Burton navigates the film’s fiendish plot in a perpetual slouch, hunched and braced against everything, as if the chill of the conflict is literal. He negotiates every pitfall with the doomed air of a broken man shuffling to the gallows, unwilling to resist his own annihilation. Espionage in his world is conducted by bland men in blander locations, fateful decisions reached with the same mundane bureaucracy as a librarian issuing a fine for a book returned a day late. He hates it, and himself even more. It’s a far cry from Burton’s grandstanding, Oscar-nominated Becket of the year before. It’s more like his lacerating performance in Who’s Afraid of Virginia Woolf, with the hatred intensified to a blue flame and directed inward. It is mesmerising to watch.

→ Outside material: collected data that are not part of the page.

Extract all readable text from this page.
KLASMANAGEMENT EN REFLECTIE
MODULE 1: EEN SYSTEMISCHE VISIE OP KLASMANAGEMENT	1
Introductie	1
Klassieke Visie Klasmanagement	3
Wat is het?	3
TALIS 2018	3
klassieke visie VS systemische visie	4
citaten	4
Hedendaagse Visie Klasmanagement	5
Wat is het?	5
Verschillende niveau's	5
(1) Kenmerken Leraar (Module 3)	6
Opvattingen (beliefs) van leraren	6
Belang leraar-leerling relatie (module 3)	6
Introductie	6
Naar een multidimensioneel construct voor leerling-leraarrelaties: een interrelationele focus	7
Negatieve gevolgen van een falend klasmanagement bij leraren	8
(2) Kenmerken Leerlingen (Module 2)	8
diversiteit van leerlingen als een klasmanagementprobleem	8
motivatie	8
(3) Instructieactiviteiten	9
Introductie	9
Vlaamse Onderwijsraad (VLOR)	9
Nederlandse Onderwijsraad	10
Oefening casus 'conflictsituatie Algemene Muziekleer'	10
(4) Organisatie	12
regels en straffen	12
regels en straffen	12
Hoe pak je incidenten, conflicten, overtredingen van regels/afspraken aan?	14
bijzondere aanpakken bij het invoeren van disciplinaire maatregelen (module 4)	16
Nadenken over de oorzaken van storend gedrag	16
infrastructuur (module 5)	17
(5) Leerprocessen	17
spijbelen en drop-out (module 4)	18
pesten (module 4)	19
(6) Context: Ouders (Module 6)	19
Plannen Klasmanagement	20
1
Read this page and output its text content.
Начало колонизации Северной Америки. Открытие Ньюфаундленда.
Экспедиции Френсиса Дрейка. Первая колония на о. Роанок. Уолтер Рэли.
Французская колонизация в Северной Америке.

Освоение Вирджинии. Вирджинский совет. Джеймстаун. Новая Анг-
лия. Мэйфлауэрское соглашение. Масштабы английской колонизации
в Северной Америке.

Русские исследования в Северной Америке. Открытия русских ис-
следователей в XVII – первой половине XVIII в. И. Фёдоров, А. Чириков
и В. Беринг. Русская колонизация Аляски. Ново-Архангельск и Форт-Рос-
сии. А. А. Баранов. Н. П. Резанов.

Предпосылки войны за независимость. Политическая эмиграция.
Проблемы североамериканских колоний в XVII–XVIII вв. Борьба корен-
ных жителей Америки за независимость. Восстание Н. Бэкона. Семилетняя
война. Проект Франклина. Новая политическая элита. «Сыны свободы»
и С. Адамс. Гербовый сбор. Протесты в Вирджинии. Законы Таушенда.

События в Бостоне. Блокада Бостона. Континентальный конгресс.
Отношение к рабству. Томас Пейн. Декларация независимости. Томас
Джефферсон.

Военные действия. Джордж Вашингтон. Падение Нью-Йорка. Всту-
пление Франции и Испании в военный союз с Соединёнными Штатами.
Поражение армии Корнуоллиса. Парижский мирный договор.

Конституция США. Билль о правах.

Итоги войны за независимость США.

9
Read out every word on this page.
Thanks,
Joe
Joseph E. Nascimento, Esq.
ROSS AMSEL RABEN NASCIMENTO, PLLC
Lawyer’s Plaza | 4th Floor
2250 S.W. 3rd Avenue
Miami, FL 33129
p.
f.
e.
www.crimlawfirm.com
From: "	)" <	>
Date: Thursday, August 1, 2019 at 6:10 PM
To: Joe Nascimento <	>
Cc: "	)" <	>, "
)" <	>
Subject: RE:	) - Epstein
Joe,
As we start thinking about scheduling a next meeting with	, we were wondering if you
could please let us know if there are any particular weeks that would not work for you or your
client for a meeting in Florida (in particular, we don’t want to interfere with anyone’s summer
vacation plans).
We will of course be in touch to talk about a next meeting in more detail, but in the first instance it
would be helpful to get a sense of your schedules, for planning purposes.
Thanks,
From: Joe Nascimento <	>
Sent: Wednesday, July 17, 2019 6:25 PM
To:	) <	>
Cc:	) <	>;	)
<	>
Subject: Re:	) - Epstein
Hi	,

But Leamas is simply the novelist and the director’s disillusioned viewpoint made flesh and pickled in whisky. Even though the novel and film came at a time when the conflict was ratcheting in intensity (the Berlin Wall itself was still being revised and reinforced at the time of its release), the story seems preternaturally aware of the pointless nature of its internecine, mutually-assured hostilities and redundant superpower posturing. Ritt’s film is steeped in a bitter fatalism, to which a half century of hindsight has merely added a crust of wry bathos. Nothing is clear-cut, and there are no heroes. Ritt himself had been blacklisted in the ’50s and this experience is palpable, particularly in Nan, whom Leamas admires for the passion long extinct in himself, but also semi-despises for her naivete. One also suspects the casting of Sam Wanamaker, who had made a speech in support of the ‘Hollywood Ten‘, and had been in self-imposed exile in the UK for 13 years by the mid-’60s, was no accident.

Ultimately, The Spy Who Came in from the Cold can be characterised as a film of furious restraint. At first glance it offers little reward for the concentration required to negotiate the complexities of it plot, and there are no explosive showdowns or rousing set pieces. No monstrous Minotaur exists at its labyrinthine heart to be vanquished. No Goldfinger. No Blofeld. Instead is the horrendous, but blackly comic, realisation that none of it matters. It’s easy for us to reach that conclusion more than three decades after the Wall crumbled. But for le Carré to realise that at the time, and for Ritt to translate this feeling to film with such brutal clarity, required a certain kind of genius. It is a dense, tortuous and dispiriting watch, but perfect in its own cynical way.